Despite my pain levels increasing, my symptoms were continuously dismissed. I wasn’t being taken seriously and no one was listening. My boss asked if I was going to make it a habit of being sick like this all the time? Even some of my friends thought I was making it up, I was called a hypochondriac, an anti-vaxxer and even a conspiracy theorist.

Back at the hospital… “It’s just anxiety deary, this will calm you down”, said a nurse on one occasion, while she injected me with an anti-psychotic medication against my will.

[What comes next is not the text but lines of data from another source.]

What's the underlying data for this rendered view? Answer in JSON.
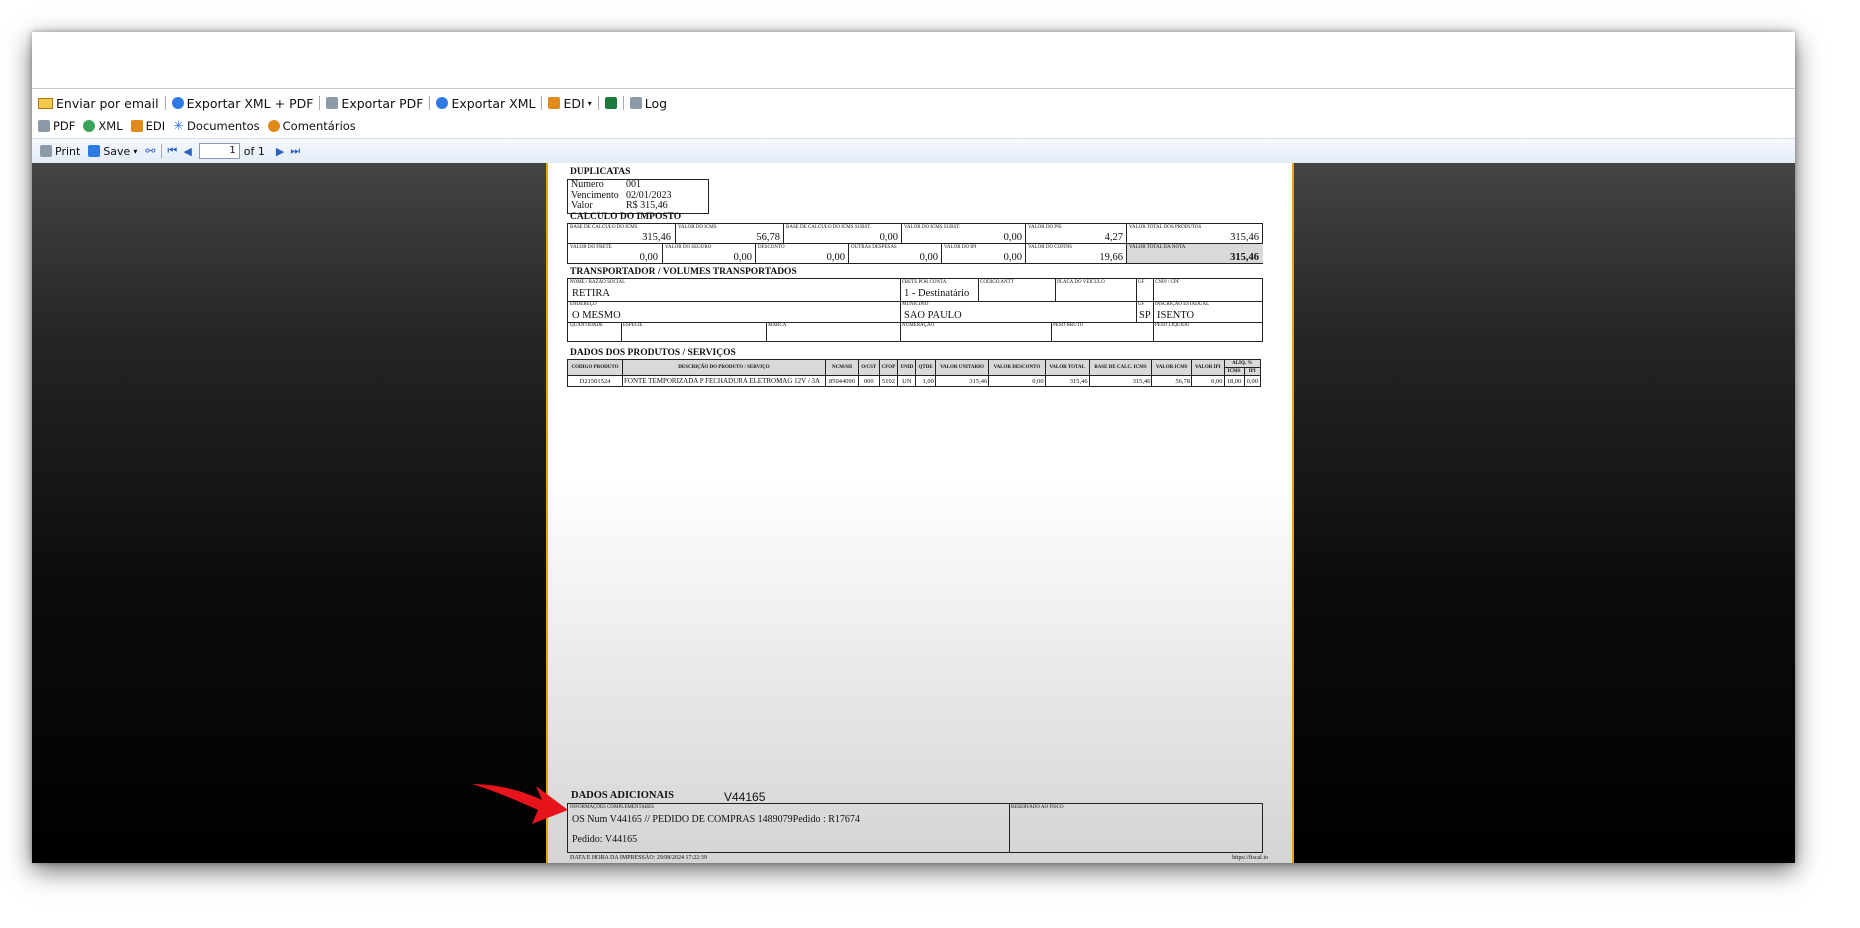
{
  "toolbar1": [
    {
      "icon": "envelope-icon",
      "label": "Enviar por email"
    },
    {
      "icon": "xml-pdf-export-icon",
      "label": "Exportar XML + PDF"
    },
    {
      "icon": "pdf-export-icon",
      "label": "Exportar PDF"
    },
    {
      "icon": "xml-export-icon",
      "label": "Exportar XML"
    },
    {
      "icon": "truck-icon",
      "label": "EDI"
    },
    {
      "icon": "excel-icon",
      "label": ""
    },
    {
      "icon": "log-icon",
      "label": "Log"
    }
  ],
  "toolbar2": [
    {
      "icon": "printer-icon",
      "label": "PDF"
    },
    {
      "icon": "xml-icon",
      "label": "XML"
    },
    {
      "icon": "truck-icon",
      "label": "EDI"
    },
    {
      "icon": "sparkle-icon",
      "label": "Documentos"
    },
    {
      "icon": "comment-icon",
      "label": "Comentários"
    }
  ],
  "viewer_toolbar": {
    "print": "Print",
    "save": "Save",
    "page": "1",
    "of": "of 1"
  },
  "doc": {
    "duplicatas": {
      "title": "DUPLICATAS",
      "numero_label": "Numero",
      "numero": "001",
      "vencimento_label": "Vencimento",
      "vencimento": "02/01/2023",
      "valor_label": "Valor",
      "valor": "R$ 315,46"
    },
    "imposto": {
      "title": "CALCULO DO IMPOSTO",
      "row1": [
        {
          "label": "BASE DE CALCULO DO ICMS",
          "value": "315,46"
        },
        {
          "label": "VALOR DO ICMS",
          "value": "56,78"
        },
        {
          "label": "BASE DE CALCULO DO ICMS SUBST.",
          "value": "0,00"
        },
        {
          "label": "VALOR DO ICMS SUBST.",
          "value": "0,00"
        },
        {
          "label": "VALOR DO PIS",
          "value": "4,27"
        },
        {
          "label": "VALOR TOTAL DOS PRODUTOS",
          "value": "315,46"
        }
      ],
      "row2": [
        {
          "label": "VALOR DO FRETE",
          "value": "0,00"
        },
        {
          "label": "VALOR DO SEGURO",
          "value": "0,00"
        },
        {
          "label": "DESCONTO",
          "value": "0,00"
        },
        {
          "label": "OUTRAS DESPESAS",
          "value": "0,00"
        },
        {
          "label": "VALOR DO IPI",
          "value": "0,00"
        },
        {
          "label": "VALOR DO COFINS",
          "value": "19,66"
        },
        {
          "label": "VALOR TOTAL DA NOTA",
          "value": "315,46"
        }
      ]
    },
    "transp": {
      "title": "TRANSPORTADOR / VOLUMES TRANSPORTADOS",
      "nome_label": "NOME / RAZÃO SOCIAL",
      "nome": "RETIRA",
      "frete_label": "FRETE POR CONTA",
      "frete": "1 - Destinatário",
      "antt_label": "CODIGO ANTT",
      "placa_label": "PLACA DO VEICULO",
      "uf_label": "UF",
      "cnpj_label": "CNPJ / CPF",
      "endereco_label": "ENDEREÇO",
      "endereco": "O MESMO",
      "municipio_label": "MUNICIPIO",
      "municipio": "SAO PAULO",
      "uf2_label": "UF",
      "uf2": "SP",
      "ie_label": "INSCRIÇÃO ESTADUAL",
      "ie": "ISENTO",
      "qtd_label": "QUANTIDADE",
      "especie_label": "ESPECIE",
      "marca_label": "MARCA",
      "numeracao_label": "NUMERAÇÃO",
      "bruto_label": "PESO BRUTO",
      "liquido_label": "PESO LIQUIDO"
    },
    "produtos": {
      "title": "DADOS DOS PRODUTOS / SERVIÇOS",
      "headers": [
        "CODIGO PRODUTO",
        "DESCRIÇÃO DO PRODUTO / SERVIÇO",
        "NCM/SH",
        "O/CST",
        "CFOP",
        "UNID",
        "QTDE",
        "VALOR UNITARIO",
        "VALOR DESCONTO",
        "VALOR TOTAL",
        "BASE DE CALC. ICMS",
        "VALOR ICMS",
        "VALOR IPI",
        "ALIQ. % ICMS",
        "ALIQ. % IPI"
      ],
      "aliq_label": "ALIQ. %",
      "aliq_icms": "ICMS",
      "aliq_ipi": "IPI",
      "row": [
        "D21501524",
        "FONTE TEMPORIZADA P FECHADURA ELETROMAG 12V / 3A",
        "85044090",
        "000",
        "5102",
        "UN",
        "1,00",
        "315,46",
        "0,00",
        "315,46",
        "315,46",
        "56,78",
        "0,00",
        "18,00",
        "0,00"
      ]
    },
    "adicionais": {
      "title": "DADOS ADICIONAIS",
      "code": "V44165",
      "info_label": "INFORMAÇÕES COMPLEMENTARES",
      "info_line1": "OS Num V44165 // PEDIDO DE COMPRAS 1489079Pedido  : R17674",
      "info_line2": "Pedido: V44165",
      "fisco_label": "RESERVADO AO FISCO",
      "footer_left": "DATA E HORA DA IMPRESSÃO: 29/08/2024 17:22:39",
      "footer_right": "https://fiscal.io"
    }
  },
  "colors": {
    "doc_border": "#e4a700",
    "arrow": "#e8141b",
    "viewer_bg": "#000000"
  }
}
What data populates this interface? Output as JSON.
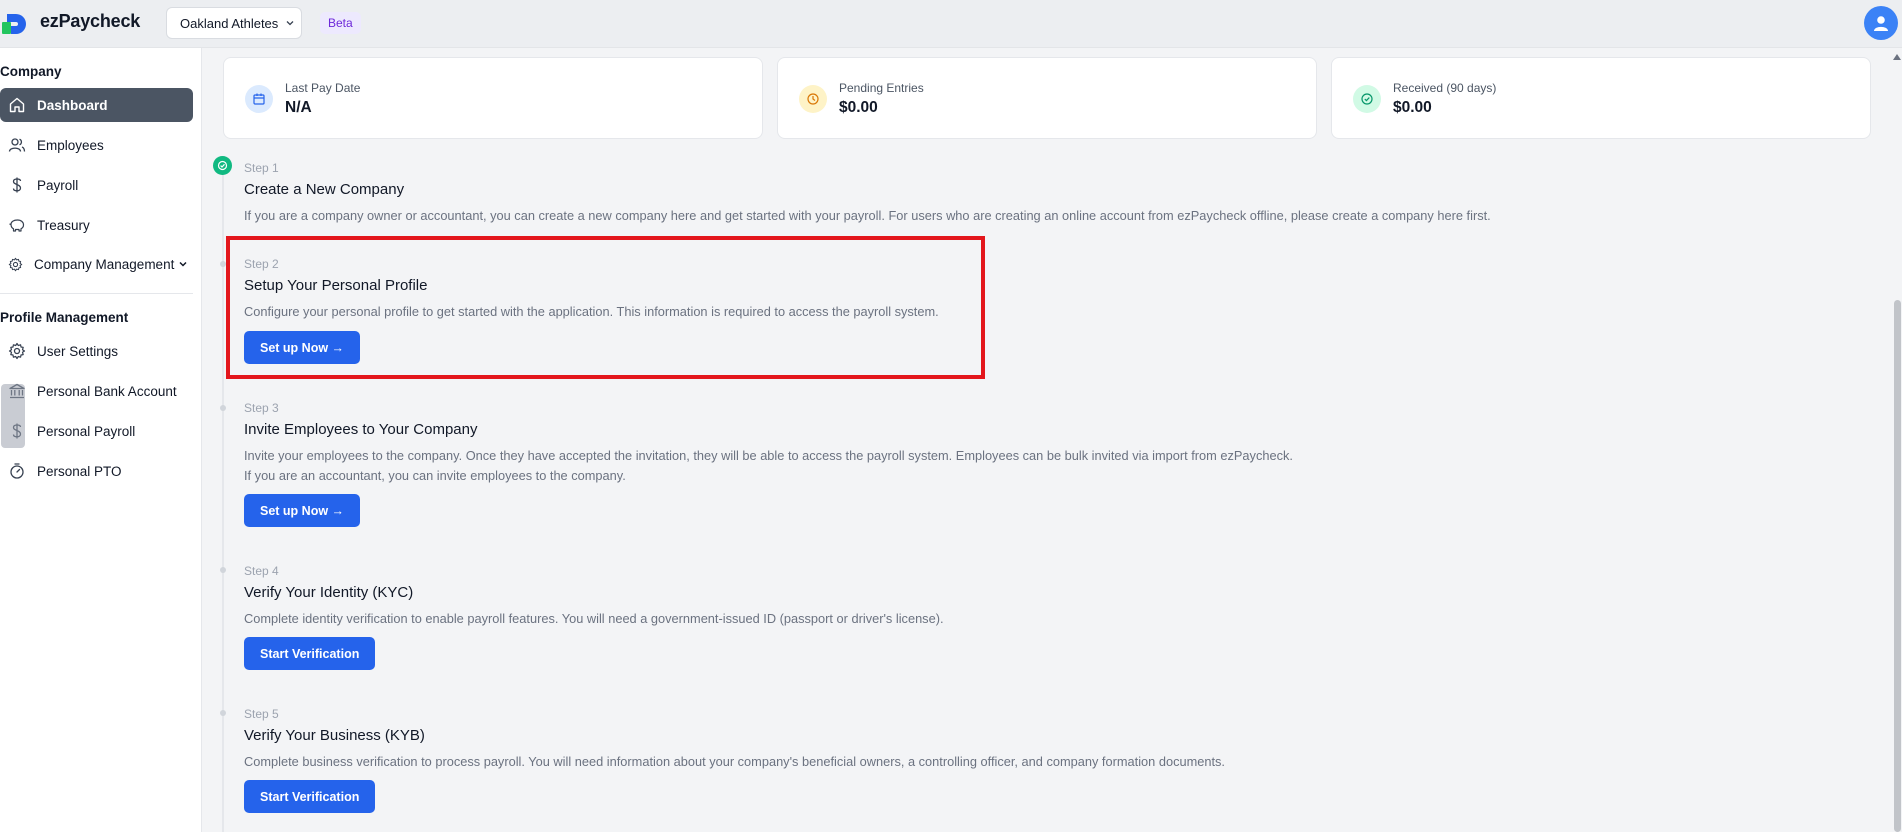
{
  "app": {
    "brand": "ezPaycheck",
    "company": "Oakland Athletes",
    "beta": "Beta"
  },
  "sidebar": {
    "company_title": "Company",
    "company_items": [
      {
        "label": "Dashboard",
        "icon": "home-icon",
        "active": true
      },
      {
        "label": "Employees",
        "icon": "users-icon"
      },
      {
        "label": "Payroll",
        "icon": "dollar-icon"
      },
      {
        "label": "Treasury",
        "icon": "piggy-bank-icon"
      },
      {
        "label": "Company Management",
        "icon": "gear-icon"
      }
    ],
    "profile_title": "Profile Management",
    "profile_items": [
      {
        "label": "User Settings",
        "icon": "gear-icon"
      },
      {
        "label": "Personal Bank Account",
        "icon": "bank-icon"
      },
      {
        "label": "Personal Payroll",
        "icon": "dollar-icon"
      },
      {
        "label": "Personal PTO",
        "icon": "stopwatch-icon"
      }
    ]
  },
  "stats": [
    {
      "label": "Last Pay Date",
      "value": "N/A",
      "icon": "calendar-icon",
      "color": "#dbeafe"
    },
    {
      "label": "Pending Entries",
      "value": "$0.00",
      "icon": "clock-icon",
      "color": "#fef3c7"
    },
    {
      "label": "Received (90 days)",
      "value": "$0.00",
      "icon": "check-circle-icon",
      "color": "#d1fae5"
    }
  ],
  "steps": [
    {
      "num": "Step 1",
      "title": "Create a New Company",
      "desc": [
        "If you are a company owner or accountant, you can create a new company here and get started with your payroll. For users who are creating an online account from ezPaycheck offline, please create a company here first."
      ],
      "done": true
    },
    {
      "num": "Step 2",
      "title": "Setup Your Personal Profile",
      "desc": [
        "Configure your personal profile to get started with the application. This information is required to access the payroll system."
      ],
      "button": "Set up Now →"
    },
    {
      "num": "Step 3",
      "title": "Invite Employees to Your Company",
      "desc": [
        "Invite your employees to the company. Once they have accepted the invitation, they will be able to access the payroll system. Employees can be bulk invited via import from ezPaycheck.",
        "If you are an accountant, you can invite employees to the company."
      ],
      "button": "Set up Now →"
    },
    {
      "num": "Step 4",
      "title": "Verify Your Identity (KYC)",
      "desc": [
        "Complete identity verification to enable payroll features. You will need a government-issued ID (passport or driver's license)."
      ],
      "button": "Start Verification"
    },
    {
      "num": "Step 5",
      "title": "Verify Your Business (KYB)",
      "desc": [
        "Complete business verification to process payroll. You will need information about your company's beneficial owners, a controlling officer, and company formation documents."
      ],
      "button": "Start Verification"
    }
  ],
  "colors": {
    "accent": "#2563eb",
    "sidebar_active": "#4b5563",
    "highlight": "#e3161c"
  }
}
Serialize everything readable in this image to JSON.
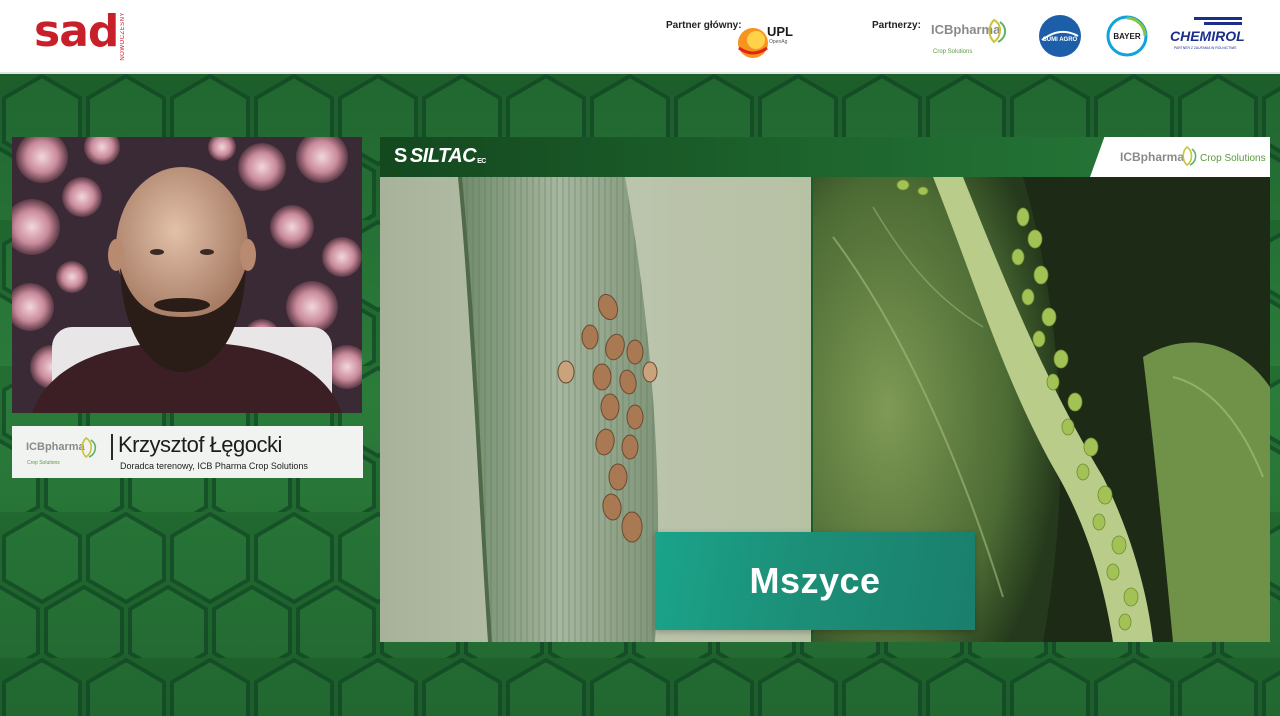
{
  "header": {
    "brand_word": "sad",
    "brand_sub": "NOWOCZESNY",
    "partner_main_label": "Partner główny:",
    "partner_main_name": "UPL",
    "partner_main_tagline": "OpenAg",
    "partners_label": "Partnerzy:",
    "partners": [
      {
        "name": "ICBpharma",
        "tagline": "Crop Solutions"
      },
      {
        "name": "SUMI AGRO"
      },
      {
        "name": "BAYER"
      },
      {
        "name": "CHEMIROL",
        "tagline": "PARTNER Z ZAUFANIA W ROLNICTWIE"
      }
    ]
  },
  "speaker": {
    "logo_name": "ICBpharma",
    "logo_tagline": "Crop Solutions",
    "name": "Krzysztof Łęgocki",
    "role": "Doradca terenowy, ICB Pharma Crop Solutions"
  },
  "panel": {
    "product_name": "SILTAC",
    "product_suffix": "EC",
    "corner_logo_name": "ICBpharma",
    "corner_logo_tagline": "Crop Solutions",
    "caption": "Mszyce"
  },
  "colors": {
    "brand_red": "#c8202a",
    "stage_green": "#246f33",
    "caption_teal": "#1aa48a",
    "upl_orange": "#f7931e"
  }
}
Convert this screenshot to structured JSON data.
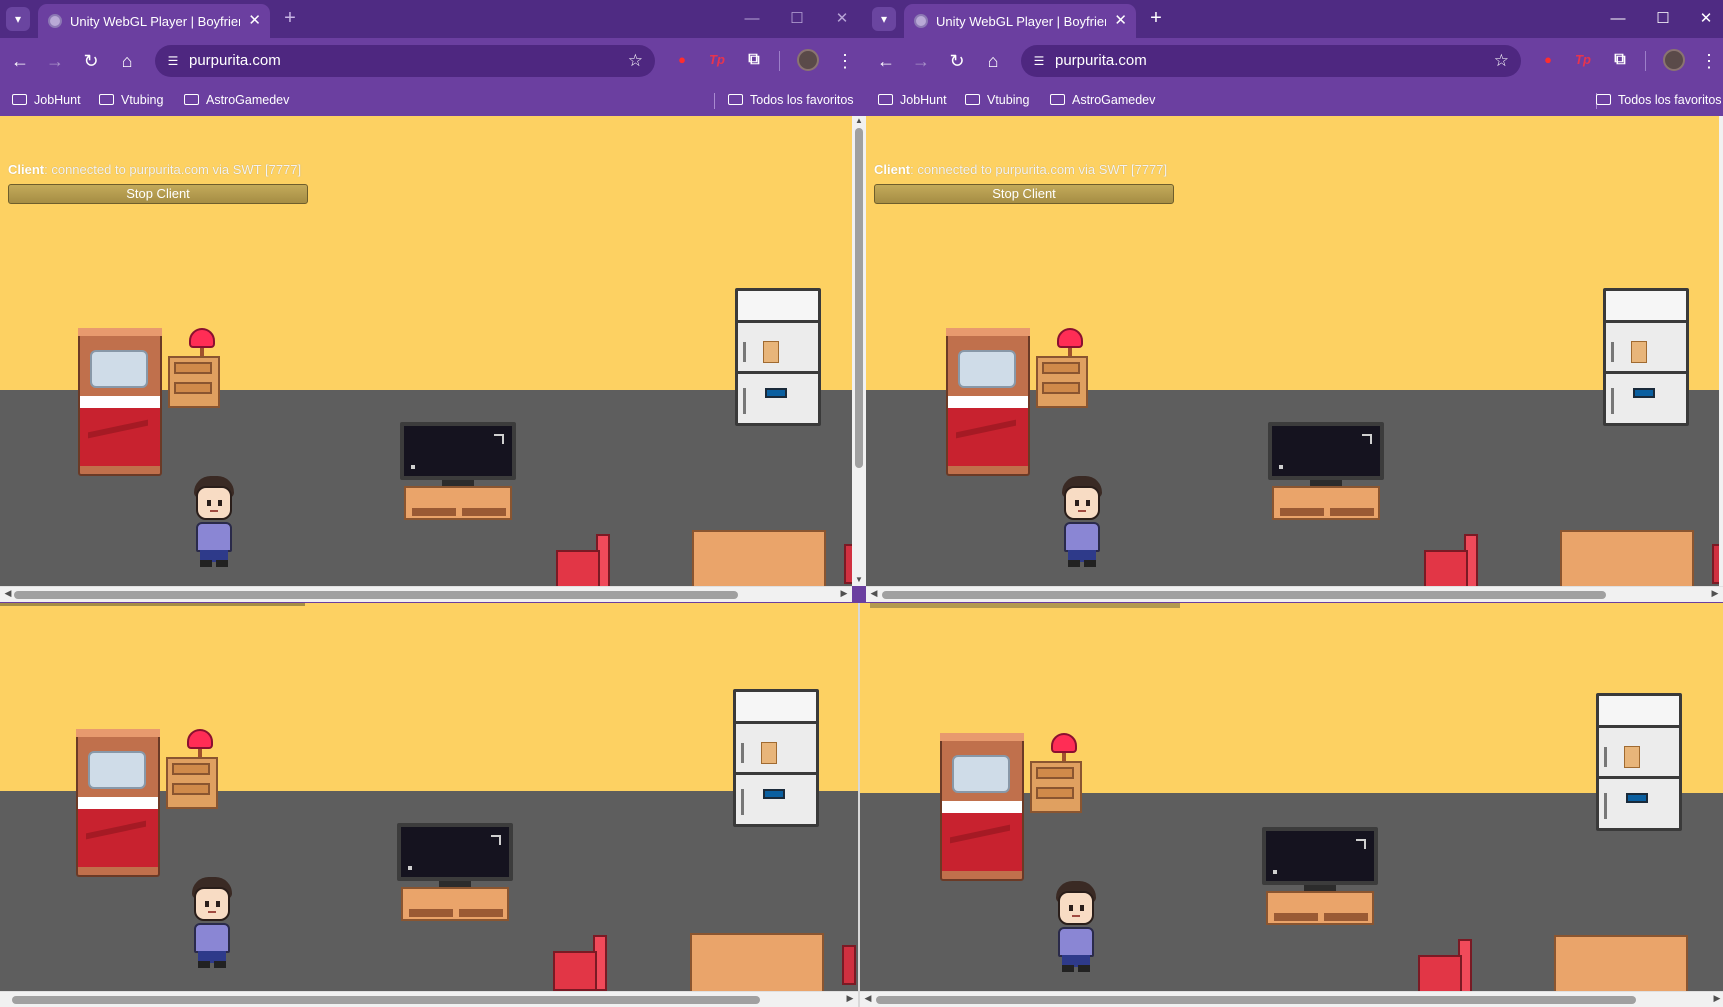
{
  "windows": [
    {
      "tab_title": "Unity WebGL Player | Boyfriend",
      "url": "purpurita.com",
      "bookmarks": [
        "JobHunt",
        "Vtubing",
        "AstroGamedev"
      ],
      "all_bookmarks": "Todos los favoritos"
    },
    {
      "tab_title": "Unity WebGL Player | Boyfriend",
      "url": "purpurita.com",
      "bookmarks": [
        "JobHunt",
        "Vtubing",
        "AstroGamedev"
      ],
      "all_bookmarks": "Todos los favoritos"
    }
  ],
  "hud": {
    "client_label": "Client",
    "client_status": ": connected to purpurita.com via SWT [7777]",
    "stop_button": "Stop Client"
  },
  "icons": {
    "tab_menu": "chevron-down-icon",
    "back": "arrow-left-icon",
    "forward": "arrow-right-icon",
    "reload": "reload-icon",
    "home": "home-icon",
    "bookmark": "star-icon",
    "extensions": "puzzle-icon",
    "folder": "folder-icon"
  },
  "colors": {
    "chrome_purple": "#6b3fa0",
    "titlebar_purple": "#4f2b83",
    "wall_yellow": "#fdd162",
    "floor_gray": "#5e5e5e",
    "button_gold": "#b39a4e"
  }
}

The experience sadly echoes that of far too many women who have also been medically gaslit, turned away and told that their symptoms are simply stress or anxiety. It’s not ok, it’s medical misogyny and two out of three women say they’ve experienced it. How many other women in Australia are suffering needlessly, struggling with undiagnosed chronic conditions or tragically lose their lives due to the lack of proper medical attention?

In my situation as it turned out, it wasn’t anxiety and I could have died. I knew something was wrong and kept going back to the doctors no matter how stupid they made me feel each time. Besides the chest pain, it felt like my body was 100 years old. I got short of breath from the simplest things like taking a shower or doing a load of laundry. It felt like my heart was running a constant marathon and the fatigue became debilitating. I barely had the energy to get dressed some days.

But I had to find the strength. My gut told me to keep fighting for answers, and I’ve always been a little stubborn, so there was no way I was going to give up.

After nearly three months of hell, a female doctor finally took me seriously and listened to my chest with her stethoscope. “I can hear a pericardial rub,” she said nodding. I had no idea what she was talking about. “You have Pericarditis, it’s inflammation of the outside lining of your heart”. I burst into tears, not because I had just been told that something was wrong with my heart, but because of the validation and sheer relief that I wasn’t going mad, it wasn’t in my head and that someone believed me.

I was hospitalised and put on strong medications, but unfortunately this didn’t cure the condition. The vaccine’s spike protein kept retriggering the inflammation. I had developed an autoimmune inflammatory response. It’s like my entire body was under constant attack from an unknown enemy that no one knew how to go to war with.

I went from cardiologist to cardiologist, had so many X-rays, ultrasounds, MRIs and CT scans, I probably glow in the dark from all the radiation! Eventually, the doctors discovered I had suffered a second heart condition – Myocarditis, a potentially life-threatening inflammation of the inside muscle of my heart, which is now chronic and I live with every minute of every day.

Despite how awful this is, I consider myself lucky. Had I not listened to my body and kept rejecting the ‘anxiety card’ I was given, and kept pushing for the right tests and diagnosis, I could have had a heart attack and not been alive to share my story today.
Nearly three years in, I continue to battle the injury with trial medications and therapies, but gratefully, I now have some wonderful doctors on my team. Some days are a little better than others, and some days I just do the bare necessities to reserve enough mental, physical and emotional energy to get to the next day.

There is still a huge mountain in front of me to climb, but like every challenge in life, you have to stay positive, have courage and the belief that you can conquer it!

As women, we need to better trust our gut instincts. We need to listen to our bodies, speak up, speak louder, and advocate for one another. We need to push back against the medical gaslighting. It only becomes acceptable…if we let it be.